Well say you are making a file into a smaller size for the internet(so you do have a really high quality version), and say a sqaure of the video isn't changed for a while, like say it's a halo 2 video :D in downgraded quality, and the person is staring at the wall, why not give the square more information to make the picture better instead of just holding the same square there. Say it has a bitrate of 1mbps, and it fills up a frame that only took a tiney bit of that, and the frame is still there for another second, you would send more info to crispen the picture.

The best analogy i can think of is Fprime for lightwave http://www.worley.com/fprime.html. This a rendering program for lighwave. Only instead of processing capabilities being limted like with this program it's the bandwidth, so if not much changes in a scene, the bandwidth goes into putting more detail into the picture.

Is that understandable or feesable?

And if you didn't understand it at all, are there any other ways instead of mpeg, i find this stuff kind of interesting.

The only draw back i could see is if someone moves a lot, then stays still, then moves, the quality difference would get annoying.

ADD ON:
Maybe it could just be by vectors, like it splits into 16 areas and doesn't go by resolution, and when it has extra bandwidth it could send higher resoultion squares or upgrade the squares resolution.
 
You are not quite there with your description, but certainly heading along the right track.

Rather than saying that you check if one of the squares (they are called macroblocks) needs updating what actually happens is you find a block from the previous frame that looks like the one you are drawing in this frame. What is then transmitted is a vector saying copy this block from over there. This means that when there is motion you are still getting reasonable compression as instead of trying to compress a whole block of data you are simply sending a vector.

Now this would still not get very good quality as what happens if (for example) the person steps out of a shadow? The block will look kind of right but too light or dark, or if some of the detail in the reference block is slightly different than the block you are predicting from, so along with the data is transmitted a block of data which is the difference between the reference block and the predicted block this block is called the 'residual difference' and it gets compressed in the same way as the keyframe 'I-frame' you mentioned (this compression method is one of the things that tends to vary between different codecs).

Along with all this different codecs do other things, MPEG-2 for example can do the motion-compensation prediction from two different frames, by fiddleing the order in which frames are transmitted it can predict from the previous and next frame at the same time, blending the prediction to get a better result. Lots of other compression techniques go into video codecs, such as quantization, run length encoding and huffman encoding.

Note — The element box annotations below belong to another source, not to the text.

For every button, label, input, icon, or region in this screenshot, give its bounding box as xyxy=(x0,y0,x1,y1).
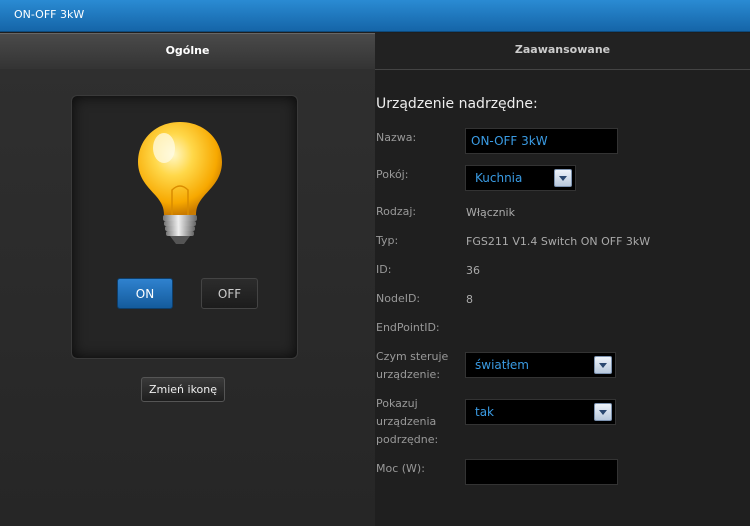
model-value: FGS211 V1.4 Switch ON OFF 3kW xyxy=(466,235,651,248)
id-label: ID: xyxy=(376,263,392,276)
endpointid-label: EndPointID: xyxy=(376,321,440,334)
controls-select[interactable]: światłem xyxy=(465,352,616,378)
show-label-line3: podrzędne: xyxy=(376,433,439,446)
room-label: Pokój: xyxy=(376,168,409,181)
chevron-down-icon[interactable] xyxy=(594,356,612,374)
show-children-select[interactable]: tak xyxy=(465,399,616,425)
nodeid-label: NodeID: xyxy=(376,292,421,305)
show-label-line2: urządzenia xyxy=(376,415,437,428)
power-input[interactable] xyxy=(465,459,618,485)
change-icon-button[interactable]: Zmień ikonę xyxy=(141,377,225,402)
controls-label-line2: urządzenie: xyxy=(376,368,441,381)
chevron-down-icon[interactable] xyxy=(554,169,572,187)
name-label: Nazwa: xyxy=(376,131,417,144)
type-label: Rodzaj: xyxy=(376,205,417,218)
name-input[interactable]: ON-OFF 3kW xyxy=(465,128,618,154)
type-value: Włącznik xyxy=(466,206,515,219)
off-button[interactable]: OFF xyxy=(201,278,258,309)
chevron-down-icon[interactable] xyxy=(594,403,612,421)
light-bulb-icon xyxy=(138,122,222,244)
on-button[interactable]: ON xyxy=(117,278,173,309)
room-select[interactable]: Kuchnia xyxy=(465,165,576,191)
show-label-line1: Pokazuj xyxy=(376,397,418,410)
tab-advanced[interactable]: Zaawansowane xyxy=(375,33,750,70)
show-children-select-value: tak xyxy=(475,405,495,419)
controls-select-value: światłem xyxy=(475,358,529,372)
room-select-value: Kuchnia xyxy=(475,171,523,185)
model-label: Typ: xyxy=(376,234,399,247)
tab-general[interactable]: Ogólne xyxy=(0,33,375,70)
power-label: Moc (W): xyxy=(376,462,425,475)
window-titlebar: ON-OFF 3kW xyxy=(0,0,750,32)
controls-label-line1: Czym steruje xyxy=(376,350,449,363)
window-title: ON-OFF 3kW xyxy=(14,8,85,21)
id-value: 36 xyxy=(466,264,480,277)
nodeid-value: 8 xyxy=(466,293,473,306)
section-title: Urządzenie nadrzędne: xyxy=(376,96,538,112)
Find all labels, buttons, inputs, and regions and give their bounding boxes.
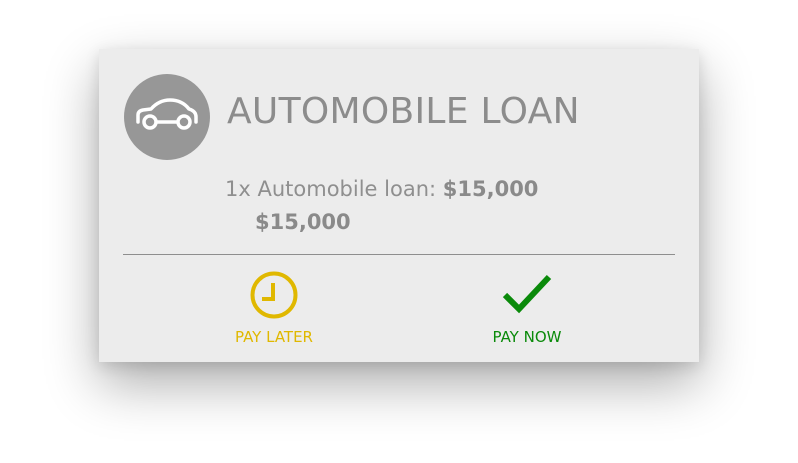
checkmark-icon xyxy=(502,274,552,314)
clock-icon xyxy=(250,271,298,319)
loan-card: AUTOMOBILE LOAN 1x Automobile loan: $15,… xyxy=(99,49,699,362)
line-item-description: Automobile loan: xyxy=(257,177,437,201)
pay-now-label: PAY NOW xyxy=(492,328,562,346)
pay-later-label: PAY LATER xyxy=(235,328,313,346)
line-item-amount: $15,000 xyxy=(442,177,539,201)
line-item: 1x Automobile loan: $15,000 xyxy=(225,177,538,201)
divider xyxy=(123,254,675,255)
pay-now-button[interactable]: PAY NOW xyxy=(447,269,607,349)
pay-later-button[interactable]: PAY LATER xyxy=(194,269,354,349)
loan-title: AUTOMOBILE LOAN xyxy=(227,91,580,132)
car-icon xyxy=(136,98,198,130)
total-amount: $15,000 xyxy=(255,210,351,234)
loan-avatar xyxy=(124,74,210,160)
line-item-quantity: 1x xyxy=(225,177,251,201)
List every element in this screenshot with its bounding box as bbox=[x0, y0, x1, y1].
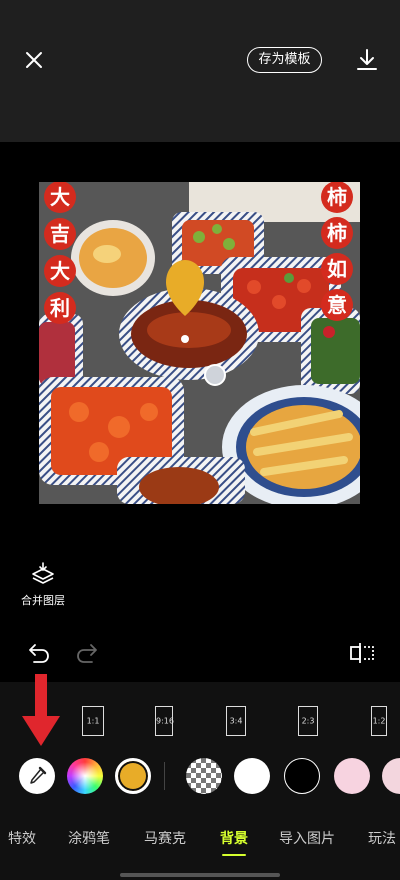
ratio-3-4-label: 3:4 bbox=[229, 716, 243, 726]
tab-effects[interactable]: 特效 bbox=[8, 828, 36, 848]
home-indicator bbox=[120, 873, 280, 877]
ratio-1-2-label: 1:2 bbox=[372, 716, 386, 726]
white-swatch[interactable] bbox=[234, 758, 270, 794]
right-char-1: 柿 bbox=[327, 185, 347, 209]
light-pink-swatch[interactable] bbox=[382, 758, 400, 794]
close-icon[interactable] bbox=[20, 46, 48, 74]
tab-background[interactable]: 背景 bbox=[220, 828, 248, 848]
canvas-area: 大 吉 大 利 柿 柿 如 意 bbox=[0, 142, 400, 542]
history-bar bbox=[0, 636, 400, 672]
transparent-swatch[interactable] bbox=[186, 758, 222, 794]
right-char-2: 柿 bbox=[327, 221, 347, 245]
undo-icon[interactable] bbox=[26, 640, 52, 666]
ratio-3-4-button[interactable]: 3:4 bbox=[226, 706, 246, 736]
pink-swatch[interactable] bbox=[334, 758, 370, 794]
tab-import-image[interactable]: 导入图片 bbox=[279, 828, 335, 848]
bottom-tab-bar: 特效 涂鸦笔 马赛克 背景 导入图片 玩法 bbox=[0, 818, 400, 858]
save-template-button[interactable]: 存为模板 bbox=[247, 47, 322, 73]
tab-mosaic[interactable]: 马赛克 bbox=[144, 828, 186, 848]
top-bar: 存为模板 bbox=[0, 0, 400, 142]
compare-icon[interactable] bbox=[348, 640, 376, 666]
black-swatch[interactable] bbox=[284, 758, 320, 794]
left-char-3: 大 bbox=[50, 259, 70, 283]
active-tab-indicator bbox=[222, 854, 246, 856]
merge-layers-label: 合并图层 bbox=[21, 594, 65, 607]
food-photo-illustration: 大 吉 大 利 柿 柿 如 意 bbox=[39, 182, 360, 504]
tab-gameplay[interactable]: 玩法 bbox=[368, 828, 396, 848]
eyedropper-icon bbox=[30, 766, 47, 784]
tab-doodle-pen[interactable]: 涂鸦笔 bbox=[68, 828, 110, 848]
merge-layers-button[interactable]: 合并图层 bbox=[14, 562, 72, 608]
left-char-1: 大 bbox=[50, 185, 70, 209]
layers-icon bbox=[32, 562, 54, 584]
background-tool-panel: 1:1 9:16 3:4 2:3 1:2 特效 涂鸦笔 马赛克 背景 导入图片 … bbox=[0, 682, 400, 880]
arrow-down-icon bbox=[22, 674, 60, 746]
download-icon[interactable] bbox=[353, 46, 381, 74]
ratio-9-16-button[interactable]: 9:16 bbox=[155, 706, 174, 736]
ratio-2-3-button[interactable]: 2:3 bbox=[298, 706, 318, 736]
left-char-2: 吉 bbox=[50, 222, 70, 246]
food-photo: 大 吉 大 利 柿 柿 如 意 bbox=[39, 182, 360, 504]
left-char-4: 利 bbox=[50, 296, 70, 320]
swatch-divider bbox=[164, 762, 165, 790]
redo-icon[interactable] bbox=[74, 640, 100, 666]
ratio-1-1-button[interactable]: 1:1 bbox=[82, 706, 104, 736]
ratio-1-2-button[interactable]: 1:2 bbox=[371, 706, 387, 736]
right-char-4: 意 bbox=[327, 293, 347, 317]
eyedropper-button[interactable] bbox=[19, 758, 55, 794]
ratio-9-16-label: 9:16 bbox=[156, 716, 174, 726]
ratio-2-3-label: 2:3 bbox=[301, 716, 315, 726]
color-wheel-button[interactable] bbox=[67, 758, 103, 794]
selected-color-swatch[interactable] bbox=[115, 758, 151, 794]
right-char-3: 如 bbox=[327, 257, 347, 281]
ratio-1-1-label: 1:1 bbox=[86, 716, 100, 726]
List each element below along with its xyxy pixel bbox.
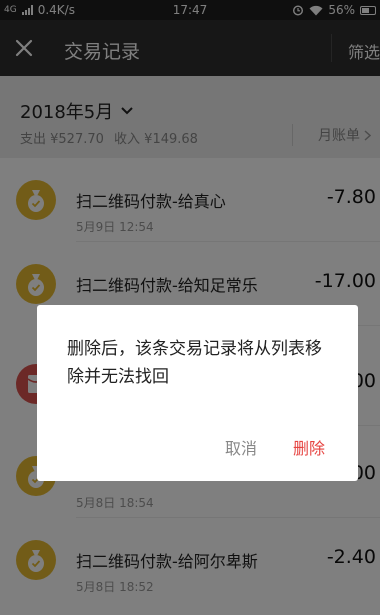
cancel-button[interactable]: 取消	[225, 435, 257, 459]
delete-confirm-dialog: 删除后，该条交易记录将从列表移除并无法找回 取消 删除	[37, 305, 358, 481]
dialog-message: 删除后，该条交易记录将从列表移除并无法找回	[67, 339, 322, 387]
delete-button[interactable]: 删除	[293, 435, 325, 459]
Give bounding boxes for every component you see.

It is quite amazing when you step through the compression and decompression process to see how a 16x16 block gets squashed down to a fraction of its size and then seeing it reconstructed again.


CC
 
You never know when it is going to change. You might be adding quality for nothing, when it changes next frame. If you did know how long it would be static, by looking ahead during coding, it is much more efficient to just code it at high detail the first time (lookahead coding is going to be the next big thing in RD optimization BTW, slow but will make all codecs quite a bit more efficient).

I doubt it would look good to have detail creep into the picture across multiple frames if it is static, and any bits you do not spend on that can be used to make other parts of the video look better.
 
MfA said:
I doubt it would look good to have detail creep into the picture across multiple frames if it is static

This happens routinely with most video codecs (MPEG etc). It does look bad but is better than it staying blurry.